Tugnì il vegliardo ultranonuagenanio, tracciava i profili dei suoi parenti garibaldini, degli amici e dei clienti o rievocava in modo fascinoso fiere e feste delle parrocchie che descriveva così: “Campiano dove si accamparono i soldati; la Serra dove i soldati fecero la trincea; Bergullo dove i soldati fecero l’albergo; Mazzolano sul rio Sanguinanio dove avvenne la battaglia; Ossano dove furono sepolte le ossa dei caduti; Biancanigo dove i cavalieri si batterono all’arma bianca; la Pace, dove nel 1100 fu fatta la pace. Ogni parrocchia mi dà la trifola e la trifola mi dà la forza di vedere ancora tante cose nuove e belle nel mondo”.
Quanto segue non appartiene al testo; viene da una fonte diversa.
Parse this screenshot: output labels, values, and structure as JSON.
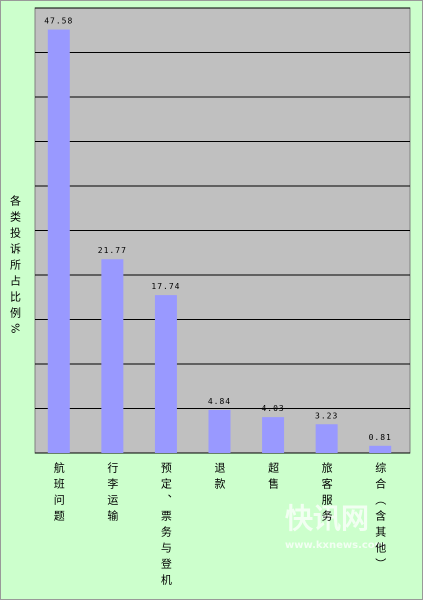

Ad ogni replica del racconto seguiva immancabilmente l’acclamazione dell’uditorio: “Evviva Tugnì la Bagliona!”.
Nell’inverno 1944 il fronte di guerra si porta sul Senio: Castel Bolognese è investito in pieno dalla bufera.
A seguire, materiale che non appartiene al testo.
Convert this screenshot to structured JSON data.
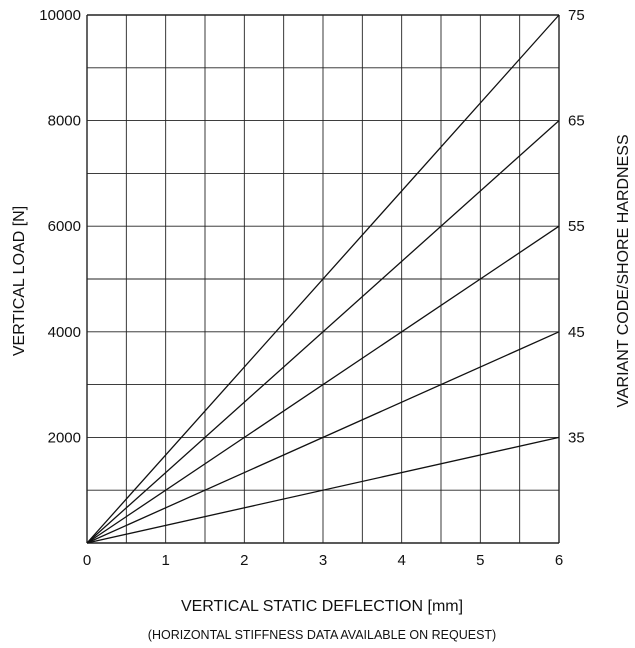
{
  "chart_data": {
    "type": "line",
    "title": "",
    "xlabel": "VERTICAL STATIC DEFLECTION [mm]",
    "ylabel": "VERTICAL LOAD [N]",
    "y2label": "VARIANT CODE/SHORE HARDNESS",
    "note": "(HORIZONTAL STIFFNESS DATA AVAILABLE ON REQUEST)",
    "xlim": [
      0,
      6
    ],
    "ylim": [
      0,
      10000
    ],
    "xticks": [
      "0",
      "1",
      "2",
      "3",
      "4",
      "5",
      "6"
    ],
    "yticks": [
      {
        "value": 2000,
        "label": "2000"
      },
      {
        "value": 4000,
        "label": "4000"
      },
      {
        "value": 6000,
        "label": "6000"
      },
      {
        "value": 8000,
        "label": "8000"
      },
      {
        "value": 10000,
        "label": "10000"
      }
    ],
    "grid": true,
    "series": [
      {
        "name": "35",
        "x": [
          0,
          6
        ],
        "y": [
          0,
          2000
        ]
      },
      {
        "name": "45",
        "x": [
          0,
          6
        ],
        "y": [
          0,
          4000
        ]
      },
      {
        "name": "55",
        "x": [
          0,
          6
        ],
        "y": [
          0,
          6000
        ]
      },
      {
        "name": "65",
        "x": [
          0,
          6
        ],
        "y": [
          0,
          8000
        ]
      },
      {
        "name": "75",
        "x": [
          0,
          6
        ],
        "y": [
          0,
          10000
        ]
      }
    ],
    "colors": {
      "line": "#111111",
      "grid": "#222222"
    }
  }
}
Tugnì la Bagliona ha 95 anni, ancora lucido e saldo sulle gambe ma costretto dagli eventi bellici a sopportare l’immobilità del rifugio.
Si ammala di bronchite e viene ricoverato nell’unico locale allora agibile e sicuro dell’ospedale: la cantina. Qui presta servizio civile come volontaria Rosalba, la nipote prediletta che un giorno gli aveva detto: “Se tu, nonno, dici che quando sarò grande morirai, voglio restare piccola”. Rosalba, che lo sente ripetere: “Aiutami, aiutami!”, lo assiste notte e giorno fino alla morte. E’ il 18 dicembre 1944.
Il funerale dell’amico di tutti si svolge in circostanze drammatiche.
Il custode del cimitero non ha il coraggio di muoversi a causa dei bombardamenti e consegna le chiavi alla nipote e al genero dell’estinto. La bara viene caricata dai due famigliari su un carretto sotto il quale, all’altezza del prato della Filippina, essi sono costretti a cercare riparo sorpresi da un’incursione aerea.
Nonostante la furia bellica il vecchio Tugnì può dirsi fortunato: viene condotto al camposanto da due famigliari che lo amano e che con le loro poche forze riescono a sollevare la bara fino ad introdurla al sicuro nel loculo a lui destinato accanto a quello della moglie.
In quello stesso loculo Tugnì la Bagliona riposa tuttora in pace.

S. Borghesi

Testo tratto da Il Nuovo Diario del 21 marzo 1998; fotografia tratta dal Fondo Stefano Borghesi, Biblioteca comunale di Castel Bolognese.